Rainbow Junktion community waste food café at All Hallows Leeds
Rev. Heston Groenewald, the Vicar of All Hallows Church Leeds, describes how Rainbow Junktion community waste food café is part of a growing network of pay-as-you feel cafés that aim to reduce food waste, feed hungry people and build community.
What is special about the Rainbow Junktion café?
The pay as you feel café is brilliant, because we have so many who can’t afford to pay in money but are thrilled to wash up, garden or make a new friend. And the more neighbours who come in the greater the environmental impact.
Some of our neighbours really need the food and others come for other reasons, such as companionship or for work meetings.
How does the café operate?
The café operates entirely through volunteers and with minimal operating costs. We are members of the Real Junk Food Project Network, who gather and store surplus food which would otherwise have gone to waste. We also enjoy cooking and sharing food which has been provided by local friends such as supermarkets and restaurants in the neighbourhood.
However, since the start of the Covid pandemic we have had to shift the café into a food bank. This makes us feel the huge injustice of so much food going to waste elsewhere whilst others queue at the food bank.
How busy is the Rainbow Junktion community waste food café?
We are open three times a week. Each day we intercept waste food, prepare it and serve it to 70 – 100 folks.
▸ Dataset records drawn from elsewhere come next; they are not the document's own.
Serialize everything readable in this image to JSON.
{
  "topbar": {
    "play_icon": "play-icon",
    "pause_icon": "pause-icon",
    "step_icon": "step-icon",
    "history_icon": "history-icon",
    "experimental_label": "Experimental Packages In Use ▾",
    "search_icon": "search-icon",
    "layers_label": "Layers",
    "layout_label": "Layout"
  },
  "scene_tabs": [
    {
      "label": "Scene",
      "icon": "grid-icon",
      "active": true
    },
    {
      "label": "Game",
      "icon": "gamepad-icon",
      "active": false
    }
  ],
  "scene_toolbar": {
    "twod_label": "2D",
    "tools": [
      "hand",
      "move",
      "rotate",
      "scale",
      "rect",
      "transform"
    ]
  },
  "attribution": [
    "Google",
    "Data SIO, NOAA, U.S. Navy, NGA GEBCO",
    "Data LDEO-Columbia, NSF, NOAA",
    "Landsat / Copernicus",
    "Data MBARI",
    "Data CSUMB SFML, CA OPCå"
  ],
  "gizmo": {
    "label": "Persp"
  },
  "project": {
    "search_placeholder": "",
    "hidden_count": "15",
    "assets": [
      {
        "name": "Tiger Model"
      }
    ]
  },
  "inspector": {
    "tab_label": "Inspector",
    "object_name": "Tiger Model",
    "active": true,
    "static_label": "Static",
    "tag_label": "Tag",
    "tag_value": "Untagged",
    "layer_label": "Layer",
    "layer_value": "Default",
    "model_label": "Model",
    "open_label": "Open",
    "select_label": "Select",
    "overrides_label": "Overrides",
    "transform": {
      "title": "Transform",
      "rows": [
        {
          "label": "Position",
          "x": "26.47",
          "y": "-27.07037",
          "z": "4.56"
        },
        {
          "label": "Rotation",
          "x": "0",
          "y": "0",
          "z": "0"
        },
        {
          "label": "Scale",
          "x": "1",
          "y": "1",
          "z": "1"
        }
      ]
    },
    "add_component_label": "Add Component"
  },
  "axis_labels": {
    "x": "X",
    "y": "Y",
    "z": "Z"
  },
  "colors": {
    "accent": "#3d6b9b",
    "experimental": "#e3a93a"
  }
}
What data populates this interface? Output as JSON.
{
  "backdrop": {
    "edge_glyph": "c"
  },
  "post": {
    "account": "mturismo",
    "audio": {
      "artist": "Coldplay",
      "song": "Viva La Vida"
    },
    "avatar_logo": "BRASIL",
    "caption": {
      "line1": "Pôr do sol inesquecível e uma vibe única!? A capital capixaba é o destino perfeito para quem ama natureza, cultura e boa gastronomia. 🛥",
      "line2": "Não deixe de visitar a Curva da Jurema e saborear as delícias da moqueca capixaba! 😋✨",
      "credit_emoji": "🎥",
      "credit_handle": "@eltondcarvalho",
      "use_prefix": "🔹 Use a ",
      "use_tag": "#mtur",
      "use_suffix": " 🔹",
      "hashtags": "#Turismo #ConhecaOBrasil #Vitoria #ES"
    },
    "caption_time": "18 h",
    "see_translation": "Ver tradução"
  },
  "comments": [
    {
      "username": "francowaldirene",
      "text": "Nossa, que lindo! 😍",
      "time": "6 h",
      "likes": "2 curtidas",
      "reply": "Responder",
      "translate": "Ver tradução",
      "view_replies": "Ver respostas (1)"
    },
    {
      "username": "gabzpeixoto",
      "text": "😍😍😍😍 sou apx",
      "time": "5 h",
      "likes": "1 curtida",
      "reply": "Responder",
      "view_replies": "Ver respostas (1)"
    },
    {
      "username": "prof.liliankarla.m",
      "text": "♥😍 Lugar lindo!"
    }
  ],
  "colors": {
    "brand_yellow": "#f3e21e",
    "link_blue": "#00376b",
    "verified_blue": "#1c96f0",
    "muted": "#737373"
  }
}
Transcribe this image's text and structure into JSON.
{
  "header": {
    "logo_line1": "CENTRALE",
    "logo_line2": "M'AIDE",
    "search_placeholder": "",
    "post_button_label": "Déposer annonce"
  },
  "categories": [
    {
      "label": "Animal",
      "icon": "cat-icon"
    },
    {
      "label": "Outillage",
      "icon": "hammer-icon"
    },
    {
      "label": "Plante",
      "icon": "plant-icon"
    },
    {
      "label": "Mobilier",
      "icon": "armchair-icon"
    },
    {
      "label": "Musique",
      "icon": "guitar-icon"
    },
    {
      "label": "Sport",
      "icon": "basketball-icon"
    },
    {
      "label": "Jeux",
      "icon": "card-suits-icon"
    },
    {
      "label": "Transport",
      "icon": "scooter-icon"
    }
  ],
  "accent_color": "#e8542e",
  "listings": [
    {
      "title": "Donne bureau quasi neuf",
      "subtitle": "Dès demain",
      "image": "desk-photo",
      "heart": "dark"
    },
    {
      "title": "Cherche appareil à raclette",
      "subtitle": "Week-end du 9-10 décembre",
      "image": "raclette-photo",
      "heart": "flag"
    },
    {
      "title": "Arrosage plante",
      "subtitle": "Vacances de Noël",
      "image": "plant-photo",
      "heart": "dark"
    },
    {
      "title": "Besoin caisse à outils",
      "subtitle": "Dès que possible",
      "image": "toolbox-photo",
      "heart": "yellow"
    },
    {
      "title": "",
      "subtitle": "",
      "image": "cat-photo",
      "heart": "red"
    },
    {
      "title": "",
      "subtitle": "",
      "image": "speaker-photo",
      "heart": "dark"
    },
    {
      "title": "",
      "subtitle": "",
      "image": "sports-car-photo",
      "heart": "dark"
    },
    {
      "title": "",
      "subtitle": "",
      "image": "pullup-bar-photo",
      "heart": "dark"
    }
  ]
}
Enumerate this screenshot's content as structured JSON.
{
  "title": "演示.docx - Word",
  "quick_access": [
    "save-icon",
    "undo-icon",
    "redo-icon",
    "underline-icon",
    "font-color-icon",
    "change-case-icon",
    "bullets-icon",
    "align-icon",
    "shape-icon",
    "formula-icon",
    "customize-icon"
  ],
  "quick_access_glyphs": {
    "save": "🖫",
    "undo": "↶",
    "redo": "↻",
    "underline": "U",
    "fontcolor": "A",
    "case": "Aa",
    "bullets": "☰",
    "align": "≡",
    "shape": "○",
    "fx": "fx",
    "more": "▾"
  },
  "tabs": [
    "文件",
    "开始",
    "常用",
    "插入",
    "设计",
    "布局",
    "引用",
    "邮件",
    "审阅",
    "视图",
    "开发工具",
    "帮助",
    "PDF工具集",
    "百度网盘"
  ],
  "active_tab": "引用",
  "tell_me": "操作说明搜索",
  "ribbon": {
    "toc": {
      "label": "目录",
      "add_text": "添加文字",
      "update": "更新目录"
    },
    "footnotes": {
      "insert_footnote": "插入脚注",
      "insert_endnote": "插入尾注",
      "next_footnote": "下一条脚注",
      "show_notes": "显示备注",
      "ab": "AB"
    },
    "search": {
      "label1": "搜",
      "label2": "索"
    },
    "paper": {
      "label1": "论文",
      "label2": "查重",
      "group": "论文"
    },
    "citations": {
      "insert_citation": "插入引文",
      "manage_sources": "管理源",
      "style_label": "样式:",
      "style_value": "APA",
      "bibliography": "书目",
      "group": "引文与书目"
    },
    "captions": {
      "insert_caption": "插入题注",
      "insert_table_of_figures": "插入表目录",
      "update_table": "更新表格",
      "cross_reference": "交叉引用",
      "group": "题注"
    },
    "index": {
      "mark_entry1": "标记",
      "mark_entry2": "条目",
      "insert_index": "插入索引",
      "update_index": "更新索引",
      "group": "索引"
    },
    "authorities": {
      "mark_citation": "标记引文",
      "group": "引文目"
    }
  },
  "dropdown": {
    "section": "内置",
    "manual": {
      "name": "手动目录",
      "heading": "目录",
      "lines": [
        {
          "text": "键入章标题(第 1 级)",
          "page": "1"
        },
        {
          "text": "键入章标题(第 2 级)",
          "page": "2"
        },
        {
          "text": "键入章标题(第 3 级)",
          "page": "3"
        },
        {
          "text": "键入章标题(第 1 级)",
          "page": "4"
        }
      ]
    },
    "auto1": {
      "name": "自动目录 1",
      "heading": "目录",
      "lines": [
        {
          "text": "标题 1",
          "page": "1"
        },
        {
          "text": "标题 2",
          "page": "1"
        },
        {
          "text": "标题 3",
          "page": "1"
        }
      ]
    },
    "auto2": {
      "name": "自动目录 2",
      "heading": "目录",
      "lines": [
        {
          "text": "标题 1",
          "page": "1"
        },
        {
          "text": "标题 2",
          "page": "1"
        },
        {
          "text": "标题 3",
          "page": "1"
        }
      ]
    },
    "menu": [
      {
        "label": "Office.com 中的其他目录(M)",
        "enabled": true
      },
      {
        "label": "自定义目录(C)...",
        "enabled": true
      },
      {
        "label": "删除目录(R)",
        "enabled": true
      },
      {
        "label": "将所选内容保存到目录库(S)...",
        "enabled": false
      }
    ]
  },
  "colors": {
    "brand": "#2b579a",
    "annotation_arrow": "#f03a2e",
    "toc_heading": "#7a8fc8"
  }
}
How much waste food does the café divert into people’s tummies?
Around 30% of edible food goes to waste in the UK. The figures we have given are out of date, because they are from 2015 when we were only open twice a week and had fewer visitors because our neighbours were less aware of food waste. However, it is clear that even when we operated at a smaller scale the café diverted 8.64 tonnes of food used in preparing 3,662 meals for over 700 people. That’s the equivalent of 144 standard wheelie bins, or 54 households worth of avoidable food waste valued at approximately £25,380!
What are the interlinked social, environmental and financial impacts of the café?
Bringing diverse neighbours together in friendship over a meal where they can also raise their awareness of the environmental impacts of food waste is a vital component of the café’s work, as it is across all of the Real Junk Food Project cafés.
For instance, in 2015 half of our customers said they wasted less food at home because they had been to the café. This saved approximately £33.28 per customer per year, an annual reduction of 17%.
Another impact comes directly through the food we serve. Even back in 2015, we saved an estimated 21 tonnes of CO2 emissions from avoidable food waste. These CO2 savings were broadly equivalent to the impact of taking four cars off of the road for a year.